Day had good reason to be cautious. There was harassment by many of the men, and some of the women who were rough characters themselves.
“She walked four miles after midnight to go home in a city she barely knew because the guy [a dance companion who offered her a ride] wanted her to do these things in the car,” Russo said, referencing an incident in which Day is driven far from her apartment against her will.

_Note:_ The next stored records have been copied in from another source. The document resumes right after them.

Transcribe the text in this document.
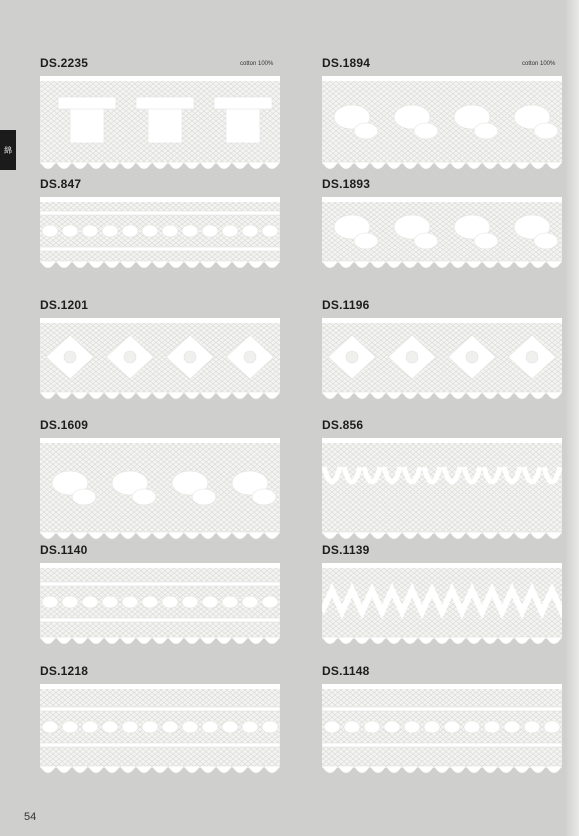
綿
DS.2235	cotton 100%	DS.1894	cotton 100%
DS.847	DS.1893
DS.1201	DS.1196
DS.1609	DS.856
DS.1140	DS.1139
DS.1218	DS.1148
54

Day’s writings brought about change in how these establishments were operated— “police matrons” were hired to make sure prohibition was being enforced— and, for a time, it seemed that conditions would become safer for the workers. Her work was not always appreciated, however. “The girls got upset with Dorothy because she exposed the vice— they blamed her, but she made improvements to what they were trying to do,” Russo said. “She got beaten up for her efforts in a tavern.” After she left, violence surrounding these establishments continued to escalate with a murder, and then acid being thrown at the dancers by a jealous partner. Eventually they were shut down as the owners ran out of money and the scene fell from popularity.
Angels in white
Russo’s next project is his forthcoming account of Day’s nursing career— Not Contrary to Her Beliefs: The Probationary Nursing Career of Dorothy Day. It begins with the suicide of playwright Eugene O’Neil’s friend Louis Holiday, who died in Day’s arms. The tragedy led Day to leave her freewheeling life in Greenwich Village behind to begin a life of service as a nurse. The book will be released in 2021.